The aim of this study was to use a more global view of the appearance of blueberry metabolites into biological fluids after the consumption of whole or juiced fruit using a metabolite profiling approach. We show here that consumption of either whole or juiced blueberries influences the plasma and urinary metabolome 2 h after consumption. Whole blueberry consumption resulted in a 4- to 7-fold-higher number of features appearing in the urine and plasma than juiced blueberry consumption. The majority of features detected (>90 %) were not influenced by blueberry consumption, and out of the features that were influenced (approx. 1000) only 3–19 % were significantly increased after blueberry treatment (plasma or urine, respectively). The low proportion of features influenced by the intervention suggests that processing of blueberries into a juice does not have a great effect on the bio-accessibility of metabolites in the time frame studied, but we appreciate that using one time point is a major limitation. Our study used a profiling approach as it can highlight global differences between the delivery of the fruit that more specific targeted approaches cannot. We found spot urine samples to be more information-rich than plasma samples. Spot urine samples are being increasingly used in nutritional metabolomic studies( Reference Lloyd, Beckmann and Fave 27 , Reference Beckmann, Joosen and Clarke 28 , Reference Rothwell, Fillatre and Martin 38 , Reference Garcia-Aloy, Llorach and Urpi-Sarda 39 ) as they appear to be representative of timed collections, and are robust and reproducible( Reference Fave, Beckmann and Lloyd 33 , Reference Beckmann, Lloyd and Haldar 40 , Reference Lloyd, Fave and Beckmann 41 ). Spot collections avoid the necessity for collecting large volumes of urine that may deteriorate over the collection time and are very reflective of dietary exposure( Reference Fave, Beckmann and Lloyd 33 , Reference Beckmann, Lloyd and Haldar 40 , Reference Lloyd, Fave and Beckmann 41 ). Therefore, spot urines were used in the current study.

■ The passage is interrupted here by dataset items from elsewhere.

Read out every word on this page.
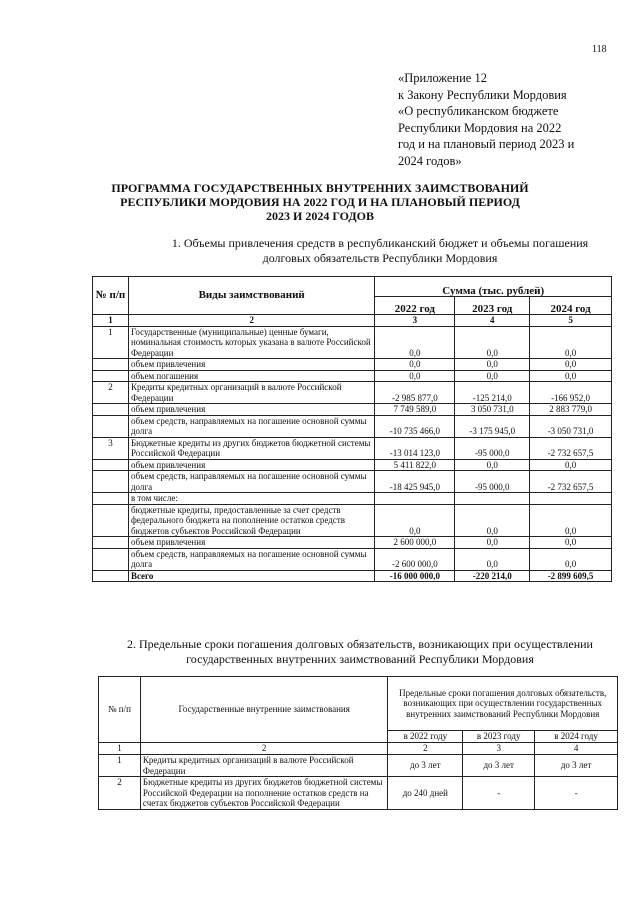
118
«Приложение 12
к Закону Республики Мордовия
«О республиканском бюджете
Республики Мордовия на 2022
год и на плановый период 2023 и
2024 годов»
ПРОГРАММА ГОСУДАРСТВЕННЫХ ВНУТРЕННИХ ЗАИМСТВОВАНИЙ
РЕСПУБЛИКИ МОРДОВИЯ НА 2022 ГОД И НА ПЛАНОВЫЙ ПЕРИОД
2023 И 2024 ГОДОВ
1. Объемы привлечения средств в республиканский бюджет и объемы погашения
долговых обязательств Республики Мордовия
№ п/п	Виды заимствований	Сумма (тыс. рублей)		
		2022 год	2023 год	2024 год
1	2	3	4	5
1	Государственные (муниципальные) ценные бумаги, номинальная стоимость которых указана в валюте Российской Федерации	0,0	0,0	0,0
	объем привлечения	0,0	0,0	0,0
	объем погашения	0,0	0,0	0,0
2	Кредиты кредитных организаций в валюте Российской Федерации	-2 985 877,0	-125 214,0	-166 952,0
	объем привлечения	7 749 589,0	3 050 731,0	2 883 779,0
	объем средств, направляемых на погашение основной суммы долга	-10 735 466,0	-3 175 945,0	-3 050 731,0
3	Бюджетные кредиты из других бюджетов бюджетной системы Российской Федерации	-13 014 123,0	-95 000,0	-2 732 657,5
	объем привлечения	5 411 822,0	0,0	0,0
	объем средств, направляемых на погашение основной суммы долга	-18 425 945,0	-95 000,0	-2 732 657,5
	в том числе:			
	бюджетные кредиты, предоставленные за счет средств федерального бюджета на пополнение остатков средств бюджетов субъектов Российской Федерации	0,0	0,0	0,0
	объем привлечения	2 600 000,0	0,0	0,0
	объем средств, направляемых на погашение основной суммы долга	-2 600 000,0	0,0	0,0
	Всего	-16 000 000,0	-220 214,0	-2 899 609,5
2. Предельные сроки погашения долговых обязательств, возникающих при осуществлении
государственных внутренних заимствований Республики Мордовия
№ п/п	Государственные внутренние заимствования	Предельные сроки погашения долговых обязательств, возникающих при осуществлении государственных внутренних заимствований Республики Мордовия		
		в 2022 году	в 2023 году	в 2024 году
1	2	2	3	4
1	Кредиты кредитных организаций в валюте Российской Федерации	до 3 лет	до 3 лет	до 3 лет
2	Бюджетные кредиты из других бюджетов бюджетной системы Российской Федерации на пополнение остатков средств на счетах бюджетов субъектов Российской Федерации	до 240 дней	-	-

PLS-DA models of all treatment groups in both plasma and urine were poor and lacked good discriminating ability. The samples from both pre-treatments clustered together, implying a similarity of their metabolic profiles; this highlights that even in the absence of a dietary control the variation in metabolite profiles was limited and did not influence the impact of the blueberry treatment. Importantly, when comparing whole v. juiced profiles, there was good discriminating ability, highlighting that each treatment caused differential changes to each metabolome after 2 h. Permutation tests showed the validity of all models, as overfitting can be an issue when analysing data containing thousands of variables. Even so, the number of species that had good power (>0·8) was relatively low. When pairwise analysis was performed on post-treatments only, fewer species were significantly different (Table 3). For example, out of 455 features in urine that were significantly influenced by the intervention, only one ion was significantly higher following juice than whole blueberry treatment in positive ion mode, whereas seventy-one features were significantly higher after whole blueberry treatment.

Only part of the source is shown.